🤖 AI Summary
This work addresses the limited robustness and integrative reasoning capabilities of current speech models in long-form scenarios—such as meeting transcription and spoken document understanding—despite their strong performance on short utterances. To bridge this gap, we introduce LongSpeech, the first large-scale, extensible multitask benchmark for long speech, comprising over 100,000 audio segments averaging ten minutes each. LongSpeech supports diverse tasks including automatic speech recognition, speech translation, summarization, language identification, speaker counting, content disentanglement, and question answering. The benchmark is built from heterogeneous data sources and features multidimensional manual and automatic annotations, standardized evaluation protocols, and a reproducible construction pipeline, offering a unified platform for long-speech research.
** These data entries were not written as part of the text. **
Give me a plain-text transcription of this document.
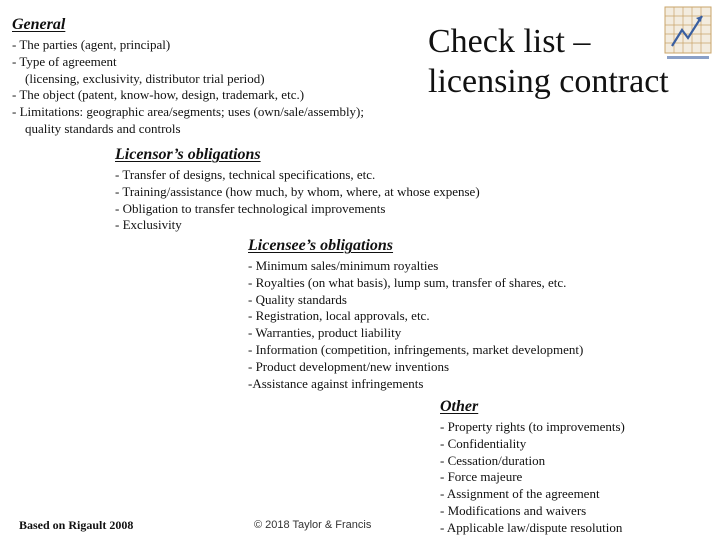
Check list –
licensing contract
General
- The parties (agent, principal)
- Type of agreement
(licensing, exclusivity, distributor trial period)
- The object (patent, know-how, design, trademark, etc.)
- Limitations: geographic area/segments; uses (own/sale/assembly);
quality standards and controls
Licensor’s obligations
- Transfer of designs, technical specifications, etc.
- Training/assistance (how much, by whom, where, at whose expense)
- Obligation to transfer technological improvements
- Exclusivity
Licensee’s obligations
- Minimum sales/minimum royalties
- Royalties (on what basis), lump sum, transfer of shares, etc.
- Quality standards
- Registration, local approvals, etc.
- Warranties, product liability
- Information (competition, infringements, market development)
- Product development/new inventions
-Assistance against infringements
Other
- Property rights (to improvements)
- Confidentiality
- Cessation/duration
- Force majeure
- Assignment of the agreement
- Modifications and waivers
- Applicable law/dispute resolution
Based on Rigault 2008	© 2018 Taylor & Francis
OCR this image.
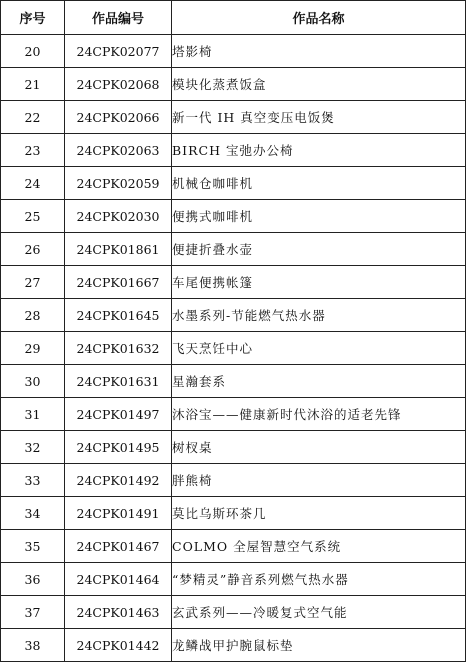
序号	作品编号	作品名称
20	24CPK02077	塔影椅
21	24CPK02068	模块化蒸煮饭盒
22	24CPK02066	新一代 IH 真空变压电饭煲
23	24CPK02063	BIRCH 宝弛办公椅
24	24CPK02059	机械仓咖啡机
25	24CPK02030	便携式咖啡机
26	24CPK01861	便捷折叠水壶
27	24CPK01667	车尾便携帐篷
28	24CPK01645	水墨系列-节能燃气热水器
29	24CPK01632	飞天烹饪中心
30	24CPK01631	星瀚套系
31	24CPK01497	沐浴宝——健康新时代沐浴的适老先锋
32	24CPK01495	树杈桌
33	24CPK01492	胖熊椅
34	24CPK01491	莫比乌斯环茶几
35	24CPK01467	COLMO 全屋智慧空气系统
36	24CPK01464	“梦精灵”静音系列燃气热水器
37	24CPK01463	玄武系列——冷暖复式空气能
38	24CPK01442	龙鳞战甲护腕鼠标垫
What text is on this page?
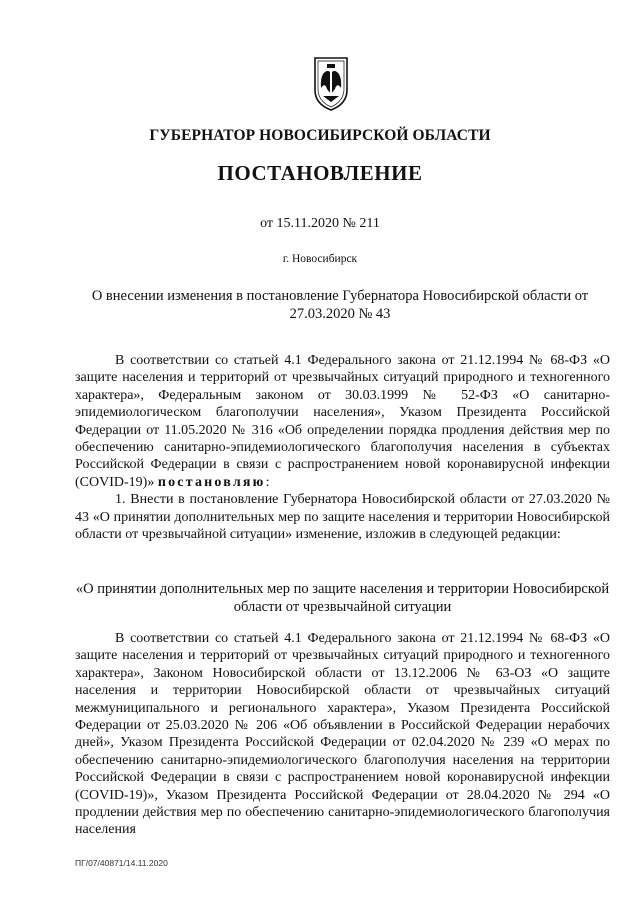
ГУБЕРНАТОР НОВОСИБИРСКОЙ ОБЛАСТИ
ПОСТАНОВЛЕНИЕ
от 15.11.2020 № 211
г. Новосибирск
О внесении изменения в постановление Губернатора Новосибирской области от 27.03.2020 № 43

В соответствии со статьей 4.1 Федерального закона от 21.12.1994 № 68-ФЗ «О защите населения и территорий от чрезвычайных ситуаций природного и техногенного характера», Федеральным законом от 30.03.1999 № 52-ФЗ «О санитарно-эпидемиологическом благополучии населения», Указом Президента Российской Федерации от 11.05.2020 № 316 «Об определении порядка продления действия мер по обеспечению санитарно-эпидемиологического благополучия населения в субъектах Российской Федерации в связи с распространением новой коронавирусной инфекции (COVID-19)» постановляю:

1. Внести в постановление Губернатора Новосибирской области от 27.03.2020 № 43 «О принятии дополнительных мер по защите населения и территории Новосибирской области от чрезвычайной ситуации» изменение, изложив в следующей редакции:

«О принятии дополнительных мер по защите населения и территории Новосибирской области от чрезвычайной ситуации

В соответствии со статьей 4.1 Федерального закона от 21.12.1994 № 68-ФЗ «О защите населения и территорий от чрезвычайных ситуаций природного и техногенного характера», Законом Новосибирской области от 13.12.2006 № 63-ОЗ «О защите населения и территории Новосибирской области от чрезвычайных ситуаций межмуниципального и регионального характера», Указом Президента Российской Федерации от 25.03.2020 № 206 «Об объявлении в Российской Федерации нерабочих дней», Указом Президента Российской Федерации от 02.04.2020 № 239 «О мерах по обеспечению санитарно-эпидемиологического благополучия населения на территории Российской Федерации в связи с распространением новой коронавирусной инфекции (COVID-19)», Указом Президента Российской Федерации от 28.04.2020 № 294 «О продлении действия мер по обеспечению санитарно-эпидемиологического благополучия населения

ПГ/07/40871/14.11.2020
Preliminary evaluations reveal substantial performance gaps in state-of-the-art models, particularly in cross-task generalization and higher-order reasoning.
📝 Abstract
Recent advances in audio-language models have demonstrated remarkable success on short, segment-level speech tasks. However, real-world applications such as meeting transcription, spoken document understanding, and conversational analysis require robust models capable of processing and reasoning over long-form audio. In this work, we present LongSpeech, a large-scale and scalable benchmark specifically designed to evaluate and advance the capabilities of speech models on long-duration audio. LongSpeech comprises over 100,000 speech segments, each approximately 10 minutes long, with rich annotations for ASR, speech translation, summarization, language detection, speaker counting, content separation, and question answering. We introduce a reproducible pipeline for constructing long-form speech benchmarks from diverse sources, enabling future extensions. Our initial experiments with state-of-the-art models reveal significant performance gaps, with models often specializing in one task at the expense of others and struggling with higher-level reasoning. These findings underscore the challenging nature of our benchmark. Our benchmark will be made publicly available to the research community.